Le nombre d’entrées en apprentissage a doublé entre 2018 et 2021. Il est évident que les seules contributions des entreprises n’y suffisent pas. Les mesures d’économie, bien que nécessaires, ne suffiront pas non plus. Il faut aller chercher des ressources complémentaires.

Il s’agit principalement de l’État, à ce stade. La question n’est pas de savoir s’il doit intervenir, mais plutôt de déterminer les ambitions, les objectifs et les modalités d’action pour en déduire un montant. Il faudrait un effort assez global sur la jeunesse et dans l’éducation. Nous ne souhaitons pas entrer dans une logique qui opposerait les différentes voies de formation entre elles. Ce serait un choix d’autant plus fort que la trajectoire budgétaire va forcément se tendre.

L’intérêt conjoint du développement de l’apprentissage. »

Une clé d’entrée de l’État pourrait être de souligner l’intérêt conjoint que comporte le développement de l’apprentissage. Il y a des enjeux d’emploi, d’insertion et de cohésions sociales qui intéressent entreprises et pouvoirs publics. Nous pouvons imaginer que les entreprises puissent contribuer davantage mais autrement qu’en relevant le montant légal des contributions, au moins tant que le niveau de prélèvements obligatoires est aussi élevé.

Le Gouvernement a assumé financièrement la demande en apprentissage des entreprises via les primes et prises en charge de la quasi-totalité de la hausse des coûts des formations liée à l’augmentation du nombre d’apprentis. À ce stade, il souhaite continuer à soutenir la demande des entreprises en maintenant un niveau élevé de primes et demander un effort mesuré aux CFA.

Ce travail est mené en ce moment par France Compétences.  Une baisse des niveaux de prise en charge peut générer l’existence ou l’augmentation de « restes à charge » facturés aux entreprises. Il faut analyser s’ils sont justifiés et pertinents. Le risque est que les entreprises considèrent que ce reliquat est excessif et ne recourent plus à l’apprentissage. Il faut aussi réfléchir à des mécanismes qui atténuent ces effets.

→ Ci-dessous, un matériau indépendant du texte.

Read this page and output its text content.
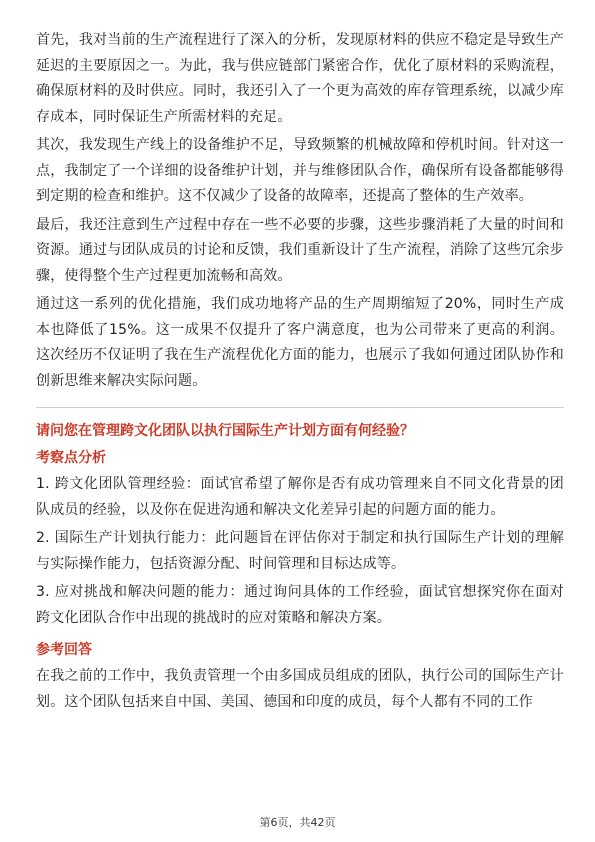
首先，我对当前的生产流程进行了深入的分析，发现原材料的供应不稳定是导致生产延迟的主要原因之一。为此，我与供应链部门紧密合作，优化了原材料的采购流程，确保原材料的及时供应。同时，我还引入了一个更为高效的库存管理系统，以减少库存成本，同时保证生产所需材料的充足。

其次，我发现生产线上的设备维护不足，导致频繁的机械故障和停机时间。针对这一点，我制定了一个详细的设备维护计划，并与维修团队合作，确保所有设备都能够得到定期的检查和维护。这不仅减少了设备的故障率，还提高了整体的生产效率。

最后，我还注意到生产过程中存在一些不必要的步骤，这些步骤消耗了大量的时间和资源。通过与团队成员的讨论和反馈，我们重新设计了生产流程，消除了这些冗余步骤，使得整个生产过程更加流畅和高效。

通过这一系列的优化措施，我们成功地将产品的生产周期缩短了20%，同时生产成本也降低了15%。这一成果不仅提升了客户满意度，也为公司带来了更高的利润。这次经历不仅证明了我在生产流程优化方面的能力，也展示了我如何通过团队协作和创新思维来解决实际问题。

请问您在管理跨文化团队以执行国际生产计划方面有何经验？
考察点分析

1. 跨文化团队管理经验：面试官希望了解你是否有成功管理来自不同文化背景的团队成员的经验，以及你在促进沟通和解决文化差异引起的问题方面的能力。

2. 国际生产计划执行能力：此问题旨在评估你对于制定和执行国际生产计划的理解与实际操作能力，包括资源分配、时间管理和目标达成等。

3. 应对挑战和解决问题的能力：通过询问具体的工作经验，面试官想探究你在面对跨文化团队合作中出现的挑战时的应对策略和解决方案。

参考回答

在我之前的工作中，我负责管理一个由多国成员组成的团队，执行公司的国际生产计划。这个团队包括来自中国、美国、德国和印度的成员，每个人都有不同的工作

第6页，共42页
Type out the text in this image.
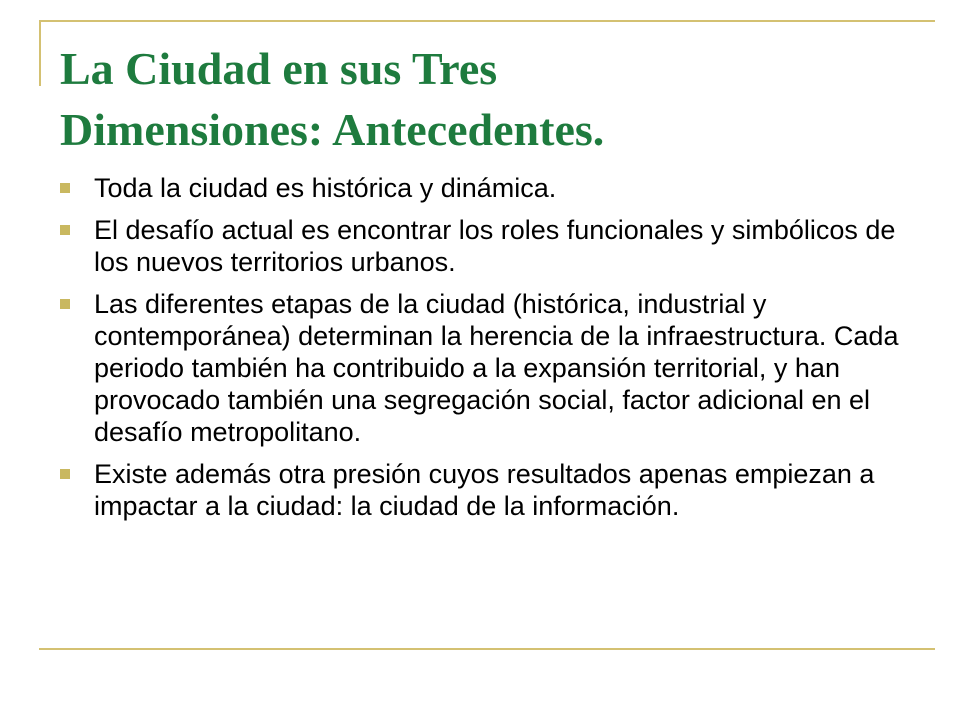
La Ciudad en sus Tres
Dimensiones: Antecedentes.
Toda la ciudad es histórica y dinámica.
El desafío actual es encontrar los roles funcionales y simbólicos de los nuevos territorios urbanos.
Las diferentes etapas de la ciudad (histórica, industrial y contemporánea) determinan la herencia de la infraestructura. Cada periodo también ha contribuido a la expansión territorial, y han provocado también una segregación social, factor adicional en el desafío metropolitano.
Existe además otra presión cuyos resultados apenas empiezan a impactar a la ciudad: la ciudad de la información.
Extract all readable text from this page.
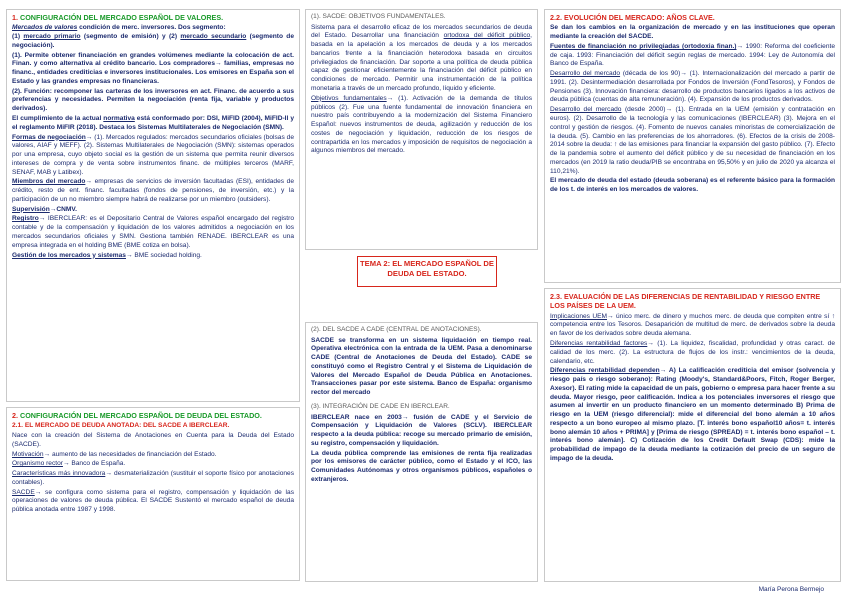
1. CONFIGURACIÓN DEL MERCADO ESPAÑOL DE VALORES.

Mercados de valores condición de merc. inversores. Dos segmento:
(1) mercado primario (segmento de emisión) y (2) mercado secundario (segmento de negociación).

(1). Permite obtener financiación en grandes volúmenes mediante la colocación de act. Finan. y como alternativa al crédito bancario. Los compradores→ familias, empresas no financ., entidades crediticias e inversores institucionales. Los emisores en España son el Estado y las grandes empresas no financieras.

(2). Función: recomponer las carteras de los inversores en act. Financ. de acuerdo a sus preferencias y necesidades. Permiten la negociación (renta fija, variable y productos derivados).

El cumplimiento de la actual normativa está conformado por: DSI, MiFID (2004), MiFID-II y el reglamento MiFIR (2018). Destaca los Sistemas Multilaterales de Negociación (SMN).

Formas de negociación→ (1). Mercados regulados: mercados secundarios oficiales (bolsas de valores, AIAF y MEFF). (2). Sistemas Multilaterales de Negociación (SMN): sistemas operados por una empresa, cuyo objeto social es la gestión de un sistema que permita reunir diversos intereses de compra y de venta sobre instrumentos financ. de múltiples terceros (MARF, SENAF, MAB y Latibex).

Miembros del mercado→ empresas de servicios de inversión facultadas (ESI), entidades de crédito, resto de ent. financ. facultadas (fondos de pensiones, de inversión, etc.) y la participación de un no miembro siempre habrá de realizarse por un miembro (outsiders).

Supervisión→CNMV.

Registro→ IBERCLEAR: es el Depositario Central de Valores español encargado del registro contable y de la compensación y liquidación de los valores admitidos a negociación en los mercados secundarios oficiales y SMN. Gestiona también RENADE. IBERCLEAR es una empresa integrada en el holding BME (BME cotiza en bolsa).

Gestión de los mercados y sistemas→ BME sociedad holding.

2. CONFIGURACIÓN DEL MERCADO ESPAÑOL DE DEUDA DEL ESTADO.
2.1. EL MERCADO DE DEUDA ANOTADA: DEL SACDE A IBERCLEAR.

Nace con la creación del Sistema de Anotaciones en Cuenta para la Deuda del Estado (SACDE).

Motivación→ aumento de las necesidades de financiación del Estado.

Organismo rector→ Banco de España.

Características más innovadora→ desmaterialización (sustituir el soporte físico por anotaciones contables).

SACDE→ se configura como sistema para el registro, compensación y liquidación de las operaciones de valores de deuda pública. El SACDE Sustentó el mercado español de deuda pública anotada entre 1987 y 1998.

(1). SACDE: OBJETIVOS FUNDAMENTALES.

Sistema para el desarrollo eficaz de los mercados secundarios de deuda del Estado. Desarrollar una financiación ortodoxa del déficit público, basada en la apelación a los mercados de deuda y a los mercados bancarios frente a la financiación heterodoxa basada en circuitos privilegiados de financiación. Dar soporte a una política de deuda pública capaz de gestionar eficientemente la financiación del déficit público en condiciones de mercado. Permitir una instrumentación de la política monetaria a través de un mercado profundo, líquido y eficiente.

Objetivos fundamentales→ (1). Activación de la demanda de títulos públicos (2). Fue una fuente fundamental de innovación financiera en nuestro país contribuyendo a la modernización del Sistema Financiero Español: nuevos instrumentos de deuda, agilización y reducción de los costes de negociación y liquidación, reducción de los riesgos de contrapartida en los mercados y imposición de requisitos de negociación a algunos miembros del mercado.

TEMA 2: EL MERCADO ESPAÑOL DE
DEUDA DEL ESTADO.
(2). DEL SACDE A CADE (CENTRAL DE ANOTACIONES).

SACDE se transforma en un sistema liquidación en tiempo real. Operativa electrónica con la entrada de la UEM. Pasa a denominarse CADE (Central de Anotaciones de Deuda del Estado). CADE se constituyó como el Registro Central y el Sistema de Liquidación de Valores del Mercado Español de Deuda Pública en Anotaciones. Transacciones pasar por este sistema. Banco de España: organismo rector del mercado

(3). INTEGRACIÓN DE CADE EN IBERCLEAR.

IBERCLEAR nace en 2003→ fusión de CADE y el Servicio de Compensación y Liquidación de Valores (SCLV). IBERCLEAR respecto a la deuda pública: recoge su mercado primario de emisión, su registro, compensación y liquidación.

La deuda pública comprende las emisiones de renta fija realizadas por los emisores de carácter público, como el Estado y el ICO, las Comunidades Autónomas y otros organismos públicos, españoles o extranjeros.

2.2. EVOLUCIÓN DEL MERCADO: AÑOS CLAVE.

Se dan los cambios en la organización de mercado y en las instituciones que operan mediante la creación del SACDE.

Fuentes de financiación no privilegiadas (ortodoxia finan.)→ 1990: Reforma del coeficiente de caja. 1993: Financiación del déficit según reglas de mercado. 1994: Ley de Autonomía del Banco de España.

Desarrollo del mercado (década de los 90)→ (1). Internacionalización del mercado a partir de 1991. (2). Desintermediación desarrollada por Fondos de Inversión (FondTesoros), y Fondos de Pensiones (3). Innovación financiera: desarrollo de productos bancarios ligados a los activos de deuda pública (cuentas de alta remuneración). (4). Expansión de los productos derivados.

Desarrollo del mercado (desde 2000)→ (1). Entrada en la UEM (emisión y contratación en euros). (2). Desarrollo de la tecnología y las comunicaciones (IBERCLEAR) (3). Mejora en el control y gestión de riesgos. (4). Fomento de nuevos canales minoristas de comercialización de la deuda. (5). Cambio en las preferencias de los ahorradores. (6). Efectos de la crisis de 2008-2014 sobre la deuda: ↑ de las emisiones para financiar la expansión del gasto público. (7). Efecto de la pandemia sobre el aumento del déficit público y de su necesidad de financiación en los mercados (en 2019 la ratio deuda/PIB se encontraba en 95,50% y en julio de 2020 ya alcanza el 110,21%).

El mercado de deuda del estado (deuda soberana) es el referente básico para la formación de los t. de interés en los mercados de valores.

2.3. EVALUACIÓN DE LAS DIFERENCIAS DE RENTABILIDAD Y RIESGO ENTRE LOS PAÍSES DE LA UEM.

Implicaciones UEM→ único merc. de dinero y muchos merc. de deuda que compiten entre sí ↑ competencia entre los Tesoros. Desaparición de multitud de merc. de derivados sobre la deuda en favor de los derivados sobre deuda alemana.

Diferencias rentabilidad factores→ (1). La liquidez, fiscalidad, profundidad y otras caract. de calidad de los merc. (2). La estructura de flujos de los instr.: vencimientos de la deuda, calendario, etc.

Diferencias rentabilidad dependen→ A) La calificación crediticia del emisor (solvencia y riesgo país o riesgo soberano): Rating (Moody's, Standard&Poors, Fitch, Roger Berger, Axesor). El rating mide la capacidad de un país, gobierno o empresa para hacer frente a su deuda. Mayor riesgo, peor calificación. Indica a los potenciales inversores el riesgo que asumen al invertir en un producto financiero en un momento determinado B) Prima de riesgo en la UEM (riesgo diferencial): mide el diferencial del bono alemán a 10 años respecto a un bono europeo al mismo plazo. [T. interés bono español10 años= t. interés bono alemán 10 años + PRIMA] y [Prima de riesgo (SPREAD) = t. interés bono español – t. interés bono alemán]. C) Cotización de los Credit Default Swap (CDS): mide la probabilidad de impago de la deuda mediante la cotización del precio de un seguro de impago de la deuda.

María Perona Bermejo
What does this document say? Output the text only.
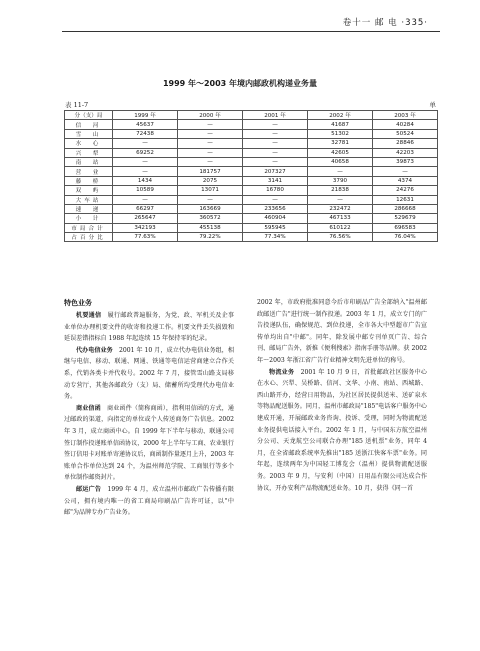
卷十一 邮 电 ·335·
1999 年～2003 年境内邮政机构递业务量
表 11-7	单
分（支）局	1999 年	2000 年	2001 年	2002 年	2003 年
信　河	45637	—	—	41687	40284
雪　山	72438	—	—	51302	50524
水　心	—	—	—	32781	28846
兴　犁	69252	—	—	42605	42203
南　站	—	—	—	40658	39873
营　业	—	181757	207327	—	—
藤　桥	1434	2075	3141	3790	4374
双　屿	10589	13071	16780	21838	24276
大车站	—	—	—	—	12631
速　递	66297	163669	233656	232472	286668
小　计	265647	360572	460904	467133	529679
市局合计	342193	455138	595945	610122	696583
占百分比	77.63%	79.22%	77.34%	76.56%	76.04%
特色业务

机要通信　 履行邮政普遍服务，为党、政、军机关及企事业单位办理机要文件的收寄和投递工作。机要文件丢失损毁和延误差错指标自 1988 年起连续 15 年保持零的纪录。

代办电信业务　 2001 年 10 月，成立代办电信业务组，相继与电信、移动、联通、网通、铁通等电信运营商建立合作关系，代销各类卡并代收号。2002 年 7 月，接管雪山路支局移动专营厅，其他各邮政分（支）局、储蓄所均受理代办电信业务。

商业信函　 商业函件（简称商函），指利用信函的方式，通过邮政的渠道，向指定的单位或个人传送商务广告信息。2002 年 3 月，成立商函中心。自 1999 年下半年与移动、联通公司签订制作投递账单信函协议，2000 年上半年与工商、农业银行签订信用卡对账单寄递协议后，商函制作量逐月上升，2003 年账单合作单位达到 24 个，为温州师范学院、工商银行等多个单位制作邮资封片。

邮运广告　 1999 年 4 月，成立温州市邮政广告传播有限公司，拥有境内唯一的省工商局印刷品广告许可证，以"中邮"为品牌专办广告业务。

2002 年，市政府批准同意今后市印刷品广告全部纳入"温州邮政邮送广告"进行统一制作投递。2003 年 1 月，成立专门的广告投递队伍，确保规范、到位投递，全市各大中型超市广告宣传单均出自"中邮"。同年，除发展中邮专刊单页广告、综合刊、邮局广告外，新推《便利搜索》指南手册等品牌。获 2002 年～2003 年浙江省广告行业精神文明先进单位的称号。

物流业务　 2001 年 10 月 9 日，首批邮政社区服务中心在水心、兴犁、吴桥路、信河、文华、小南、南站、西城路、西山路开办，经营日用物品，为社区居民提供送米、送矿泉水等物品配送服务。同月，温州市邮政局"185"电话客户服务中心建成开通，开展邮政业务咨询、投诉、受理，同时为物流配送业务提供电话接入平台。2002 年 1 月，与中国东方航空温州分公司、天龙航空公司联合办理"185 送机票"业务，同年 4 月，在全省邮政系统率先推出"185 送浙江快客车票"业务。同年起，连续两年为中国轻工博览会（温州）提供物流配送服务。2003 年 9 月，与安利（中国）日用品有限公司达成合作协议，开办安利产品物流配送业务。10 月，获得《同一首
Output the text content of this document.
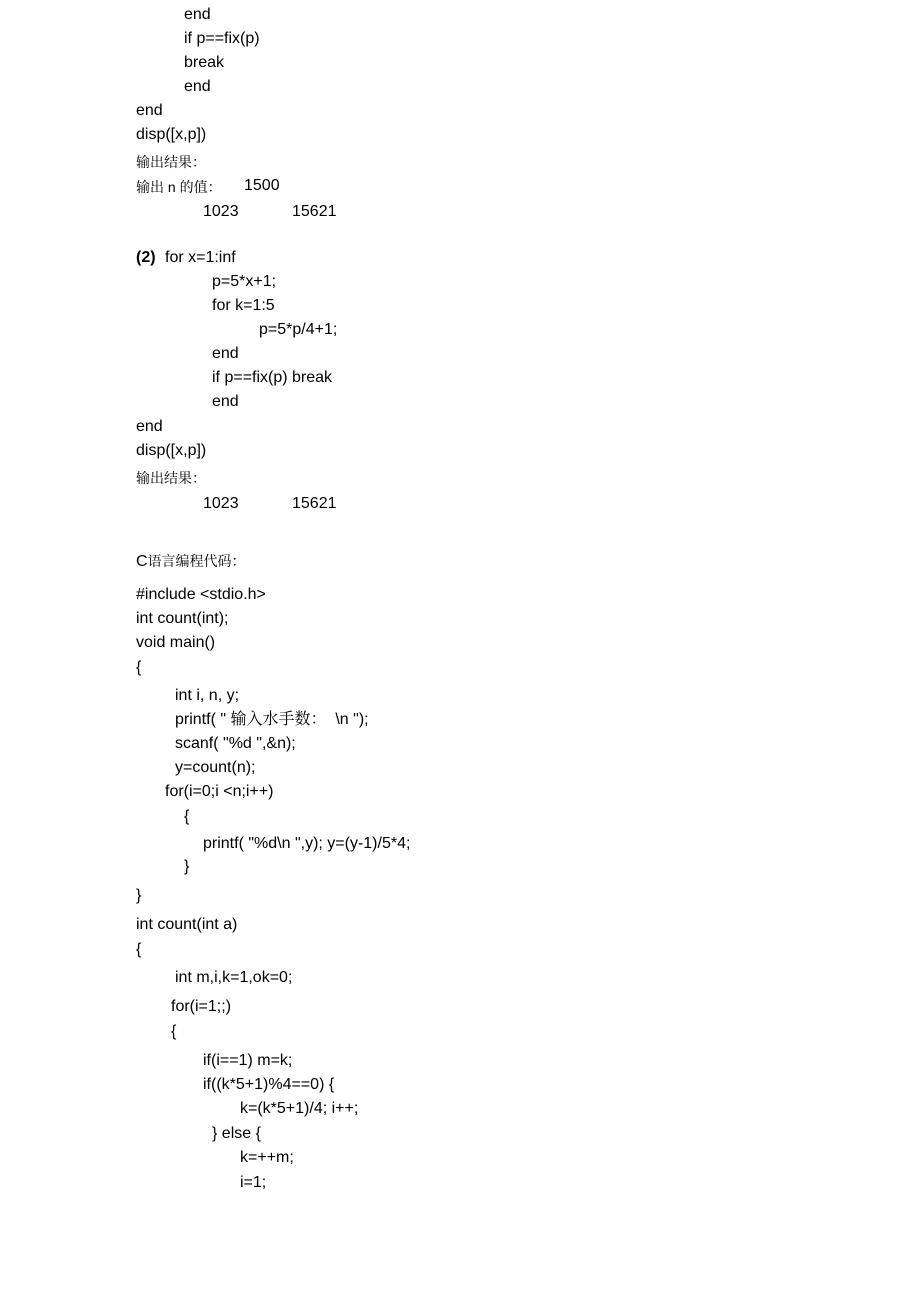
end
if p==fix(p)
break
end
end
disp([x,p])
输出结果：
输出 n 的值： 1500
1023	15621
(2) for x=1:inf
p=5*x+1;
for k=1:5
p=5*p/4+1;
end
if p==fix(p) break
end
end
disp([x,p])
输出结果：
1023	15621
C语言编程代码：
#include <stdio.h>
int count(int);
void main()
{
int i, n, y;
printf( " 输入水手数：  \n ");
scanf( "%d ",&n);
y=count(n);
for(i=0;i <n;i++)
{
printf( "%d\n ",y); y=(y-1)/5*4;
}
}
int count(int a)
{
int m,i,k=1,ok=0;
for(i=1;;)
{
if(i==1) m=k;
if((k*5+1)%4==0) {
k=(k*5+1)/4; i++;
} else {
k=++m;
i=1;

De quelle façon pourrait-on lutter davantage contre les ruptures de contrat ?

Un travail sur la qualité du suivi du jeune. »

L’endiguement demande un travail sur la qualité du suivi du jeune et de ses difficultés. Cela passe par une meilleure formation des maîtres d’apprentissage, une sensibilisation des équipes en entreprise pour détecter les difficultés et un meilleur suivi du CFA.

Souvent, le jeune en difficulté ne le dira pas à la structure encadrante où il rencontre ces difficultés. Il faut donc que les deux soient plus formés et échangent régulièrement.